Can Mirror Neurons Help Children Learn Music?

Modeling is such a powerful tool in early childhood learning – including music education.  Have you noticed children quickly like to imitate what they see? What’s at work in the brain when this happens?

In the early 1990s, neuroscientist Giacomo Rizzolatti, MD and his colleagues, from the University of Parma, first discovered mirror neurons in monkeys. They observed how watching an action and performing an action activate the same part of the brain. Their research transitioned into the study of human behavior even tracing a lack of mirror neurons to autism.  Mirror neuron activity overlaps regions in the brain for language, motor and social development.

Modeling in Music Education

In our music classes we always stress the importance of modeling. The concept of mirror neurons is definitely at work in the Kids’ MusicRound™ classroom.  I have often shared, “The success of our program depends on the adults’ participation. Children watch and then catch the joy of music! Mirror neurons are naturally firing when everyone actively participates.

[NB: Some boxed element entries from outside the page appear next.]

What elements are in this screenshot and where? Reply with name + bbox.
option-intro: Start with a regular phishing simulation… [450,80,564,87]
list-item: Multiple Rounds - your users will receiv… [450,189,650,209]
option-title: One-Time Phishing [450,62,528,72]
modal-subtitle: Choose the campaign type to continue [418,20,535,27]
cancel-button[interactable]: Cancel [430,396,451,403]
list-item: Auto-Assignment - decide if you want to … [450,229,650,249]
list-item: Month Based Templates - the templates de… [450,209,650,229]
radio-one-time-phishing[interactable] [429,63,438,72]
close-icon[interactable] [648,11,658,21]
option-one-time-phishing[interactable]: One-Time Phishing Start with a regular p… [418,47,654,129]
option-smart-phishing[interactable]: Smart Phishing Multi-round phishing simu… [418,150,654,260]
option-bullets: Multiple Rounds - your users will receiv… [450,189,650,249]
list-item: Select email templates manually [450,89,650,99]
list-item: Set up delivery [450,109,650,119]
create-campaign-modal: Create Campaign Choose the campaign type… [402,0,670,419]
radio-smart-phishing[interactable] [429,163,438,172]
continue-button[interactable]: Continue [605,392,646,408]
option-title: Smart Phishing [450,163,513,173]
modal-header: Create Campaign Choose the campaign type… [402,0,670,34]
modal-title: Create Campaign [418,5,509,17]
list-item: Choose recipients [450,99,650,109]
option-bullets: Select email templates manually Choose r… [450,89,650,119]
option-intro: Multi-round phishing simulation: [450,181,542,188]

I came face-to-face with the power of modeling with my then toddler son. I was observing a class and brought him along. We were currently attending a parent-child music class so he knew the routine. It was time to choose egg shakers and he did not. I asked him why, and he responded, “Because you aren’t mommy.” Aha! His mirror neurons were working on schedule based on his observation of my behavior. I communicated something very powerful just by my actions or lack of.

Jill Stamm, Ph. D, the author of Boosting Brain Power, writes on how the dual action of mirror neurons in the brain can explain “how someone can learn by just watching a teacher, a parent, or another child do an activity. We imitate what we see. Our mirror neurons have shortened our learning curve.”

Keep singing and dancing in class, at home and in the car with your baby, toddler and preschooler. When your child sees you making joyful music his mirror neurons turn on and he will want to share in the musical fun. With your positive modeling, you are giving your child a wonderful musical gift while at the same time developing his language and motor skills and social connections. So activate those mirror neurons today!